Acquis lors du mercato d'hiver au Tout Puissant Mazembé de Lubumbashi, Patou Kabangu (26 ans) et Bedi Mbenza (27 ans) ont connu des fortunes diverses jusqu'ici. Le premier a déjà défrayé la chronique sportive grâce à l'un ou l'autre but précieux. Comme celui qui a ouvert la voie d'une plantureuse victoire à Gand (1-4) la semaine passée. L'autre a dû se contenter d'un temps de jeu nettement plus limité, même s'il a toujours été introduit sur le terrain à des moments-clés, pour geler le ballon en fin de match notamment.

Après une demi-saison placée essentiellement sous le signe de l'adaptation, tout porte à croire que le duo gagnera en importance lors de la saison à venir. Le plus jeune, capable de se tirer d'affaire sur tout le front de l'attaque, constitue un atout des plus précieux, vu sa polyvalence. Quant à l'aîné, d'un calme olympien balle au pied, il devrait faire figure de solution de rechange en cas de départ de Lucas Biglia.

Que vous inspirent vos premiers mois à Anderlecht ?

Patou Kabangu : l'objectif, pour Bedi et moi, est de décrocher un contrat de longue durée après une période d'essai étalée jusqu'à fin avril. D'après les échos qui nous sont parvenus, nous sommes sur la bonne voie. Personnellement, je ne suis pas mécontent de mon sort. J'ai eu l'occasion de disputer quelques bribes de match et d'inscrire trois buts. Pour des débuts, j'aurais tort de me plaindre.

Bedi Mbenza : J'ai eu moins de temps de jeu que Patou mais je pense avoir pu me montrer, malgré tout, dans ces circonstances. La concurrence est rude dans la ligne médiane, d'autant que Lucas Biglia et Sacha Kljestan sont pour ainsi dire increvables ( il rit). Et derrière eux, il y a encore la concurrence de Lukas Marecek, qui connaît la musique pour être au club depuis plus longtemps que moi. Dès lors, j'essaie de me tirer d'affaire lors de chacune de mes apparitions.

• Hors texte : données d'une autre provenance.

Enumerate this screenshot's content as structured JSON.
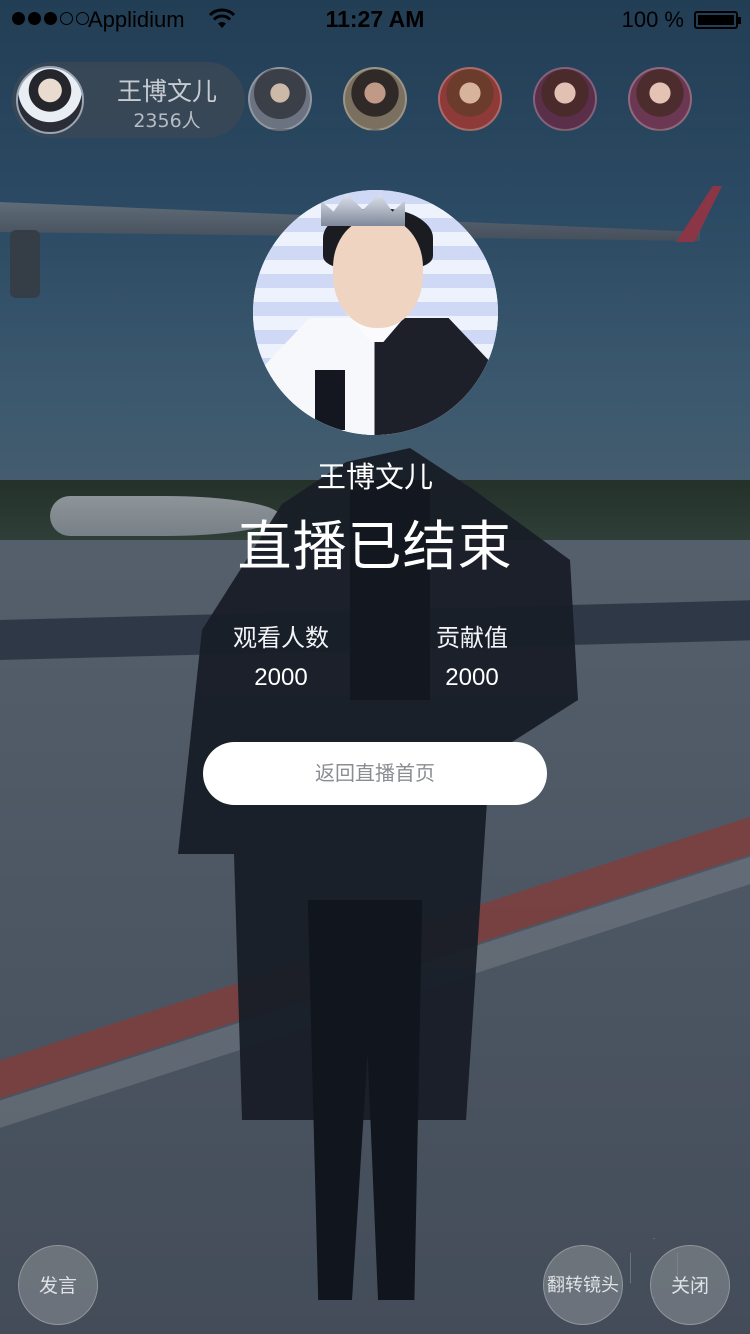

Votre premier contact avec le Sporting remonte à l'automne passé quand le Tout Puissant Mazembé avait fait un stage d'une semaine à Neerpede. Quelle avait été votre impression ?

Kabangu : J'avais été impressionné par les infrastructures. A Lubumbashi, nous étions choyés également mais, d'un endroit à l'autre, la qualité des terrains est incomparable. Je m'étais immédiatement fait la réflexion qu'il n'y avait pas moyen de mal jouer sur des pelouses pareilles.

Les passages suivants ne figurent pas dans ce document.